5. O conhecimento não pode partir do nada - da tábua rasa -, mas também não pode partir da observação. A evolução do nosso saber consiste na modificação, na correcção de um saber anterior. Certamente que é por vezes possível dar um passo em frente através da observação ou de uma descoberta acidental. No entanto, e de um modo geral, a transcendência de uma observação ou de uma descoberta depende da circunstância de através dessa observação ou descoberta ficarmos numa situação tal que nos permita modificar as teorias vigentes.
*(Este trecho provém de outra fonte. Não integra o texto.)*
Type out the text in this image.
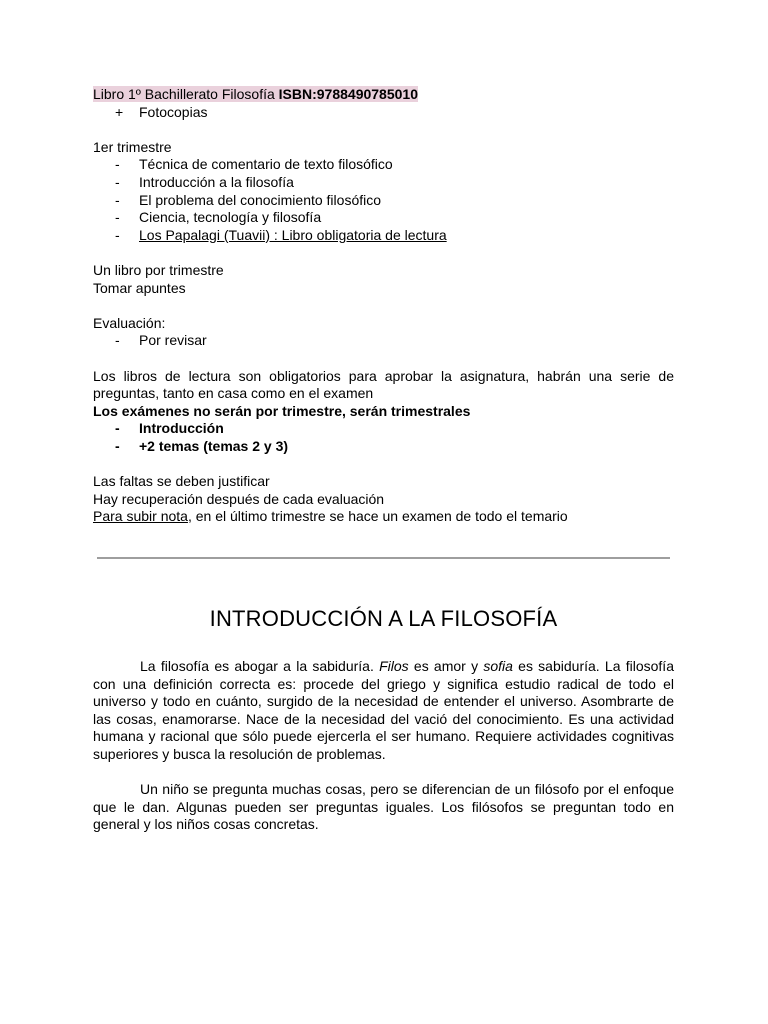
Libro 1º Bachillerato Filosofía ISBN:9788490785010

+ Fotocopias

1er trimestre

- Técnica de comentario de texto filosófico
- Introducción a la filosofía
- El problema del conocimiento filosófico
- Ciencia, tecnología y filosofía
- Los Papalagi (Tuavii) : Libro obligatoria de lectura

Un libro por trimestre

Tomar apuntes

Evaluación:

- Por revisar

Los libros de lectura son obligatorios para aprobar la asignatura, habrán una serie de

preguntas, tanto en casa como en el examen

Los exámenes no serán por trimestre, serán trimestrales

- Introducción
- +2 temas (temas 2 y 3)

Las faltas se deben justificar

Hay recuperación después de cada evaluación

Para subir nota, en el último trimestre se hace un examen de todo el temario

INTRODUCCIÓN A LA FILOSOFÍA

La filosofía es abogar a la sabiduría. Filos es amor y sofia es sabiduría. La filosofía con una definición correcta es: procede del griego y significa estudio radical de todo el universo y todo en cuánto, surgido de la necesidad de entender el universo. Asombrarte de las cosas, enamorarse. Nace de la necesidad del vació del conocimiento. Es una actividad humana y racional que sólo puede ejercerla el ser humano. Requiere actividades cognitivas superiores y busca la resolución de problemas.

Un niño se pregunta muchas cosas, pero se diferencian de un filósofo por el enfoque que le dan. Algunas pueden ser preguntas iguales. Los filósofos se preguntan todo en general y los niños cosas concretas.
6. Nem a observação nem a razão constituem uma autoridade. Outras fontes - como a intuição intelectual e a imaginação intelectual - revestem-se de maior importância, ainda que igualmente incertas: podem revelar-nos as coisas com a maior clareza e, todavia, induzir-nos em erro. Constituem a fonte principal das nossas teorias e, como tal, são insubstituíveis. Porém, a esmagadora maioria das nossas teorias é falsa. A função mais relevante da observação e do raciocínio lógico, mas também da intuição e da imaginação intelectuais, reside no facto de nos ajudarem na verificação crítica das teorias ousadas de que necessitamos para podermos avançar no desconhecido.

7. A clareza é em si mesma um valor intelectual; mas não o são nem a exactidão nem a precisão. A precisão absoluta é inacessível, e é inútil pretender ser mais rigoroso do que o exige a problemática em causa. A ideia de que devemos definir os nossos conceitos com o propósito de os tornarmos "precisos" ou de lhes darmos um "sentido" é um fogo fátuo. Isto porque toda a definição tem de recorrer a conceitos definidores; deste modo, nunca poderemos evitar, em última análise, trabalhar com conceitos indefinidos. Os problemas, cujo objecto se traduz no significado ou na definição de termos não são relevantes. Na realidade, essas questões meramente verbais deveriam ser evitadas a todo o custo.

8. A solução de qualquer problema origina novos problemas à espera de solução. Estes novos problemas são tanto mais interessantes quanto mais difícil o problema original e quanto mais ousada a tentativa de solução. Quanto mais vamos sabendo sobre o universo, quanto mais aprofundamos o nosso saber, tanto mais consciente, nítida e firmemente se esboça o nosso saber sobre aquilo que não sabemos, o nosso saber sobre a nossa ignorância. A fonte principal da nossa ignorância reside no facto de o nosso saber só poder ser limitado, ao passo que a nossa ignorância é necessariamente ilimitada.

Pressentimos a imensidade da nossa ignorância ao contemplarmos a imensidade do firmamento. A grandeza do universo não constitui, na verdade, a razão mais profunda da nossa ignorância, mas é, no entanto, uma das razões.

Creio que vale a pena tentar conhecer mais sobre o universo, ainda que tudo o que conseguimos trazer à luz do dia nessa tentativa mais não seja do que o reconhecimento de quão pouco sabemos. Seria desejável que por vezes nos lembrássemos que é precisamente no pouco que sabemos que somos diferentes, já que somos todos iguais na nossa ilimitada ignorância.

Quando professamos a opinião de que na esfera do nosso saber, por muito que se avance no desconhecido, não existe qualquer autoridade que se sobreponha à crítica, podemos então,

sem incorrer no risco do dogmatismo, ater-nos à ideia de que a verdade está para além de toda a autoridade humana. Não se trata só de compreender essa ideia, mas também de que nos devemos agarrar a ela. Porque sem essa perspectiva não existem quaisquer critérios objectivos de investigação científica, as nossas tentativas de solução não são objecto de crítica, não há qualquer busca do desconhecido nem qualquer ambição do conhecer.